The producers were very clear with their backers that Pawlikowski works in an unconventional and elliptical way. In other words, there is never a final script — he likes to keep it all in play.
“Pawel works with an ever-evolving shooting document, as opposed to a locked script and with lots of coverage,” Seghatchian explains. “His process tends to be more fluid. He works with scheduled breaks, so we would shoot for a bit, cut for a bit, rework the shooting document, shoot a bit more, cut a bit more.”
Pawlikowski shot for five days, rested for the sixth and cut on the seventh. “I forget the script and just look at my cut,” he explains. “A film has its own life, its own visual qualities and its own rhythm. The script is just a means to an end. I tend to under-write, so there’s a lot of space for filmmaking. And filmmaking is the thing. For me, the real script is the finished film.”
The process took around a year, as Pawlikowski gave himself six months before the shoot to work on the idea and get to know his actors. The film then shot for a further six months, mainly in Poland with the same Polish crew that had worked on Ida. The production also did four days of exteriors in Paris and a few days in Split in Croatia. Post-production, with substantial green screen work, was then carried out in Warsaw.
The cast and most of the crew were committed to the process the entire time, bar post. In the months before filming, Pawlikowski met Kot and Kulig once or twice a week. “It’s a time that helps me understand my film and find the layers in what we’re doing,” says Pawlikowski. “And it gives them time to get used to the world of the film. I tend not to have very spectacular production gadgetry but money spent on time is money well spent in my case.”
He brings the same attention to detail to the shoot, tending to film around two scenes a day. He often films multiple takes of the same shot from the same angle. “I do about 30 takes of what seems to be the same thing, but it’s not actually the same thing. It’s sculpting this one scene, this one shot,” the director explains.

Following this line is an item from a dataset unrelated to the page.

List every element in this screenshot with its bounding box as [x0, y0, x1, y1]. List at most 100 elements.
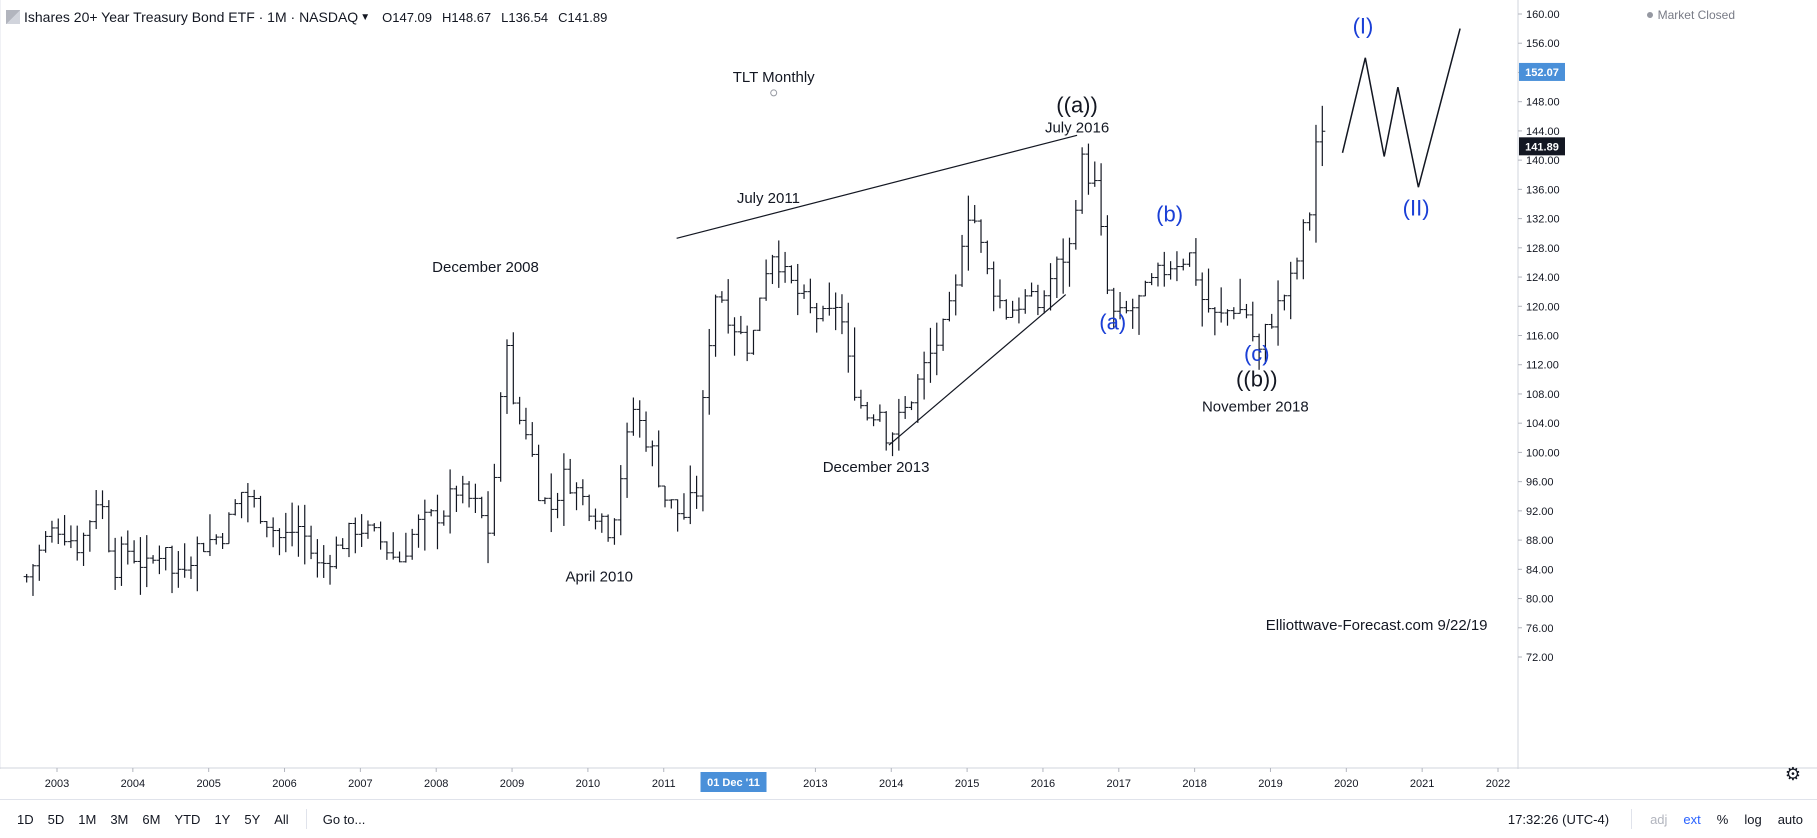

“Tanya and Ewa know this is how it works so they just let me get on with it. And so does my DP [Lukasz Zal] and so do my actors — after a while. At first the actors are a bit freaked out.”
Pawlikowski chose to shoot again in black and white as “you look at Poland in the early 1950s and there wasn’t any colour”, he says simply. “We played with the idea of doing it in some kind of fake Soviet Technicolor, very washed-out greens and reds, but we came to the conclusion it would look too contrived.”
Cold War premiered in Competition at Cannes, where Pawlikowski won the best director award. It has opened in Poland, the UK — where it is so far 2018’s biggest arthouse foreign-language film, grossing $1.4m (£1.1m) - and France, with Amazon Studios releasing it in the US on December 21.
So does Pawlikowski enjoy the filmmaking process? “Not really. It’s very stressful. I can’t delegate anything so I’m responsible for everything. Plus, if you keep changing things, you really have to think on your feet all the time. That’s why I try not to make too many films, so as not to go crazy. But when it works, there are days when it’s great fun.”
Pawlikowski is a perfectionist and his own biggest critic, agrees Seghatchian. “The challenges he puts on himself are inevitably stressful because he won’t settle for anything less than the best he can do and that everyone around him can do.”
That must be a challenge for his producers? “It’s a privilege,” she says. “In the end, Pawel is my compass and I really haven’t ever worked with anyone quite like him. You learn something new every day with him.”